The Rosetta system saves the new validation stack rule and can use it to identify a specific action to be taken.
Updating a Rule
Technical Analysts can update a rule to modify its input or output parameters.
To update an auto-correction rule:
- On the List of Rules page, locate the auto-correction rule that you want to update and click Update. The Rule Details page opens.
- Modify the fields that you want to update, and then click Save.
The Rosetta system now uses the updated parameters.
Re-Ordering Rules
To determine the rule that must be used for a specific file, the Rosetta system compares the input parameters defined in a rule with the parameters of the file.
Rules are analyzed in the same order as they are displayed on the List of Rules page. The Rosetta system uses the first auto-correction rule found that match the parameters of the file.
Technical Analysts can change the order of rules.
To re-order auto-correction rules:
- On the List of Rules page, in the Set Order column, use the up and down arrows to change the order of the rules.
- Click Save.
The Rosetta system now processes the rules in the newly defined order.
Duplicating a Rule
Technical Analysts can duplicate an existing rule. This is especially helpful when creating a new auto-correction rule. It is often faster to duplicate an existing auto-correction rule and then modify it, than to create a new rule.
To duplicate a rule:
On the List of Rules page, locate the auto-correction rule that you want to duplicate, and click Duplicate in its row.
An exact copy of the rule is added to the List of Rules page. The Rosetta system automatically labels the new rule with the name Copy of followed by the name of the original rule.
Activating and Deactivating a Rule
Technical Analysts can activate or deactivate a rule. After an auto-correction rule is deactivated, it is no longer available to the Rosetta system for matching.
On the List of Rules page, the status of the rule is indicated by the check mark in the Active column:
- Yellow – The auto-correction rule is active.
- Grey – The auto-correction rule is inactive.
To activate or deactivate an auto-correction rule:
- On the List of Rules page, locate the auto-correction rule you want to activate or deactivate.
- In the Active column, click the check mark.
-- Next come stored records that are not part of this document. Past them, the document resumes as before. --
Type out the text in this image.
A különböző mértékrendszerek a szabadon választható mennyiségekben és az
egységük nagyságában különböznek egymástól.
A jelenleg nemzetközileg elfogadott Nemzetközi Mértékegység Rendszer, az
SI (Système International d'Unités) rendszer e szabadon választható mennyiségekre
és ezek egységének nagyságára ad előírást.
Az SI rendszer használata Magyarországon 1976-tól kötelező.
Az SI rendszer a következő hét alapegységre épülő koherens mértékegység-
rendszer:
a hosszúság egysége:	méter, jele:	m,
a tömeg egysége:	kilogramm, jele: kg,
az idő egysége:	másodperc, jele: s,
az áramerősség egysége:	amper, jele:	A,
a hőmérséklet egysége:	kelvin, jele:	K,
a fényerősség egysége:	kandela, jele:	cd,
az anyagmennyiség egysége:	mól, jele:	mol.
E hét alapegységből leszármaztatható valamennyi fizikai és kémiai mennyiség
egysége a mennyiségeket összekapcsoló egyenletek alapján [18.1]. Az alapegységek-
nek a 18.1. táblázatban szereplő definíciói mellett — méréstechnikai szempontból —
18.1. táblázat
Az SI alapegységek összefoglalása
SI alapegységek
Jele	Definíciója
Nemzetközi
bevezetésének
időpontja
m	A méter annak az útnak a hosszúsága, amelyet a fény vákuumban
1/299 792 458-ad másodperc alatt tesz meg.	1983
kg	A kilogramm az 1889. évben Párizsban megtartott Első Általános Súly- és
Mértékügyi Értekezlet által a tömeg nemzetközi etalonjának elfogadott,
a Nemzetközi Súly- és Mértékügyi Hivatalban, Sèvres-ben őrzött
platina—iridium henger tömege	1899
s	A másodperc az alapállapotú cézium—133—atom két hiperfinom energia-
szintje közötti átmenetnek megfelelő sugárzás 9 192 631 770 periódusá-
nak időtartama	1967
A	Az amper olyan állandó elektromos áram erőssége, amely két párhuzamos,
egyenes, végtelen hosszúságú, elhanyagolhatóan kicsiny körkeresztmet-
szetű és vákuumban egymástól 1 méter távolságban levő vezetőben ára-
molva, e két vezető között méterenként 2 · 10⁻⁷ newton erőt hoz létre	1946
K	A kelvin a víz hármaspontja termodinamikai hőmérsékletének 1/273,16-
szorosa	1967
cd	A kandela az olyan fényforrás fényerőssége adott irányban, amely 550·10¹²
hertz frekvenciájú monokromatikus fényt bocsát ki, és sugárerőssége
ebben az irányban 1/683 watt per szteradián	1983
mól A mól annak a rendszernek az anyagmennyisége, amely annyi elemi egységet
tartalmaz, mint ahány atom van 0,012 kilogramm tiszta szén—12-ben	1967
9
The page refreshes, and the check mark in the Active column indicates the new status. (The rule is changed from active to inactive, or from inactive to active.)
Exporting a Rule
Technical Analysts can export rules to share them with other institutions.
To export rules, on the List of Rules page, click Export Rules. Rosetta generates a CSV with all the rules' details.
Deleting a Rule
Technical Analysts can delete an existing rule. After a rule is deleted, it is no longer available to the Rosetta system for matching.
To delete a rule:
- On the List of Rules page, locate the rule you want to delete and click Delete. The confirmation page opens.
- Click OK.
The rule is deleted from the Rosetta system.